I dumped my first 2 batches. By the third i had done enough research on HBT that i got a handle on the process and it come out good. I feel like generally I'm well above average and most of my friends agree. I do have the off batch here or there though, usually do to bad recipe formulation.
 
I just had three sub-par batches that I may soon dump for lack of space. So little time to drink the crappy ones! Fortunately, I think I traced it to one bad batch and washed yeast from it.

In general, now, because of HBT I find that pretty much each beer I make is quite good with the odd mediocre. Bobby_M is absolutely correct with the 'average' idea, but I think more in terms of median, I guess, and my median is currently quite high.

Brent
 
One batch out of probably around 40 or so I would classify as a C- or worse. It was a summer ale brewed with a lot of pilsner malt, my propane burner went out at around 35 minutes into the boil, and I had to be somewhere so I gave up and just let it cool naturally overnight. Tasted of straight cooked corn, and other veggies, not very appealing as a beer. The funny thing is that I kegged half the batch, and when I dryhopped with 2 oz of cascade, the beer was actually drinkable. The other half was bottled (no dryhop) and its been 5 months and that taste has yet to go away. I have the box of bottles stashed away in the basement and use the beer to cook with and it actually went into a really good chili the other day.
 
Bobby_M is absolutely correct with the 'average' idea, but I think more in terms of median, I guess, and my median is currently quite high.

Brent

I should've been more explicit in that I meant all the beer, homebrew or commercial, that you've had.
I'm sure that due to varying tastes and experience with different commercial styles would really influence peoples grades of their own beer. A BMC guy might grade his pale ale much different that someone that has had, and enjoys, a wider range of craft brew.
 
C- or less, I've only had one. I dumped it. I really try to brew every batch I make exceptionally, but they don't always hit the mark. So my idea of 'below average' is actually a 'B' in my book. Every batch I brew I intend to be an 'A' batch.

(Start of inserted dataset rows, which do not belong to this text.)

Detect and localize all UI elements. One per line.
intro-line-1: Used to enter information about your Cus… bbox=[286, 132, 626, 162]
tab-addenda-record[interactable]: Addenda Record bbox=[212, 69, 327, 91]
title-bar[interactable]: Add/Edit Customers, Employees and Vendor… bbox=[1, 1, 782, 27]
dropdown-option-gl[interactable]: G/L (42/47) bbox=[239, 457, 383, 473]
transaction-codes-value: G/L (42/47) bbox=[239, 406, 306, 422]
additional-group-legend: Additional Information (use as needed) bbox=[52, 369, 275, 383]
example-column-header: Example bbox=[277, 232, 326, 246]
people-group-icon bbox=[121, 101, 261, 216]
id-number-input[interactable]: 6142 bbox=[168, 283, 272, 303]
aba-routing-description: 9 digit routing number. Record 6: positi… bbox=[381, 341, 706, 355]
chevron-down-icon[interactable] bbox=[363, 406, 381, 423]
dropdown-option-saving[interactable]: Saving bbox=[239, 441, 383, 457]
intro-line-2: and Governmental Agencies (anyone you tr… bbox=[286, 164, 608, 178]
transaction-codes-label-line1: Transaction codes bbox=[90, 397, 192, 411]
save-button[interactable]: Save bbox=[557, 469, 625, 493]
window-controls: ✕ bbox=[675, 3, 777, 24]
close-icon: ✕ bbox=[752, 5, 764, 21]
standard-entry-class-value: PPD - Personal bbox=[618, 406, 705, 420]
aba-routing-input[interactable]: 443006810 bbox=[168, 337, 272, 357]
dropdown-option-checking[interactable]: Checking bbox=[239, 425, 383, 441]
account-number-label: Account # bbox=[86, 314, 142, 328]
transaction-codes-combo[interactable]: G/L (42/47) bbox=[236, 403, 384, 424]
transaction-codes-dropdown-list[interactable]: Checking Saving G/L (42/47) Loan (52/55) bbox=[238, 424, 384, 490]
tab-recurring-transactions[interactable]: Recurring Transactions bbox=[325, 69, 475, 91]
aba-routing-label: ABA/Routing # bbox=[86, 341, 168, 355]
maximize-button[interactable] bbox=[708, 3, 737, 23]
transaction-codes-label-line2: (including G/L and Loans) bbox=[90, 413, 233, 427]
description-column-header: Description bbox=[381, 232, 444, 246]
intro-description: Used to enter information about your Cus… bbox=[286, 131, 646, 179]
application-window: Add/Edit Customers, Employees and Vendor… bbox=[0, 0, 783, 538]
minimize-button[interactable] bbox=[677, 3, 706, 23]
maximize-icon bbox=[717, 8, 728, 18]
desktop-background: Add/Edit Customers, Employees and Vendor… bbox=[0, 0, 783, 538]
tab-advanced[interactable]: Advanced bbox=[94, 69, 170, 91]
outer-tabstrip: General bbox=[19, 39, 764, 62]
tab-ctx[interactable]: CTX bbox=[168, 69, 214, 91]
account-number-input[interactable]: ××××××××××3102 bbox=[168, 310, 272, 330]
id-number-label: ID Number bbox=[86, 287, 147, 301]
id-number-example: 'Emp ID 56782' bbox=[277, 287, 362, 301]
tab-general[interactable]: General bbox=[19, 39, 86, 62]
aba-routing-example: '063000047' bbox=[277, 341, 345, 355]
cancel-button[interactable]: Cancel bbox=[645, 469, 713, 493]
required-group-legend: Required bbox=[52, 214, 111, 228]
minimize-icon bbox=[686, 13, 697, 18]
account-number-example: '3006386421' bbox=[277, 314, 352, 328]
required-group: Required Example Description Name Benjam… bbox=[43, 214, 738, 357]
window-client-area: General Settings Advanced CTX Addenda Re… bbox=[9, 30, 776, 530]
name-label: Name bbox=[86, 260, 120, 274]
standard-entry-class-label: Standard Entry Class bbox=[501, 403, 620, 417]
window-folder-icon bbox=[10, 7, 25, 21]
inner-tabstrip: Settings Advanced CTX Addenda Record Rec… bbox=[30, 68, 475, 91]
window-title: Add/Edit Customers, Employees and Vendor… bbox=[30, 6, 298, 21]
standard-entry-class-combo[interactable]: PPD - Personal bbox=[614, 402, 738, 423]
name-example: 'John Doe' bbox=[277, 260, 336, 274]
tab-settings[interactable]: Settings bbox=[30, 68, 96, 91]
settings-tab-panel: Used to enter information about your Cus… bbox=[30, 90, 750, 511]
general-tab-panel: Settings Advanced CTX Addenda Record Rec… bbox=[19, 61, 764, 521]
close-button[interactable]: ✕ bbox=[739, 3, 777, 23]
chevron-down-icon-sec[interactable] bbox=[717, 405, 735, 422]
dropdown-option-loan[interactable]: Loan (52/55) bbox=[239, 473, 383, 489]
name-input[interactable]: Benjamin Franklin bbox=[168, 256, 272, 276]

My first brews with a new recipe usually wind up 50/50. 50% turn out excellent, 50% end up in the 'it's a good beer, but needs some minor tweaking' category. I don't think I've ever had a re-brew that missed the mark.

If you want to improve your average batch, focus on your process. And most importantly, quality fermentation. Pitch the right amount of healthy yeast, and temp control the ferment. You can make some mistakes during wort production, and you'll never notice in the final beer, but any flaws during fermentation are hard to miss.
 
I should've been more explicit in that I meant all the beer, homebrew or commercial, that you've had.
I'm sure that due to varying tastes and experience with different commercial styles would really influence peoples grades of their own beer. A BMC guy might grade his pale ale much different that someone that has had, and enjoys, a wider range of craft brew.

And even then, my tastes ebb and flow depending on the full moon. Well, maybe not quite, but they vary.

The more variety I make and the more variety I try (which keeps getting better as craft brewers become more numerous) the more my tastes change. Yesterday at the restaurant the group ordered C Lt - I was shocked with how different the perception from the last time I'd tried it.

What does all of this have to do with quality and taste? As tastes change and/or develop, our 'template' of what makes a 'good' beer changes.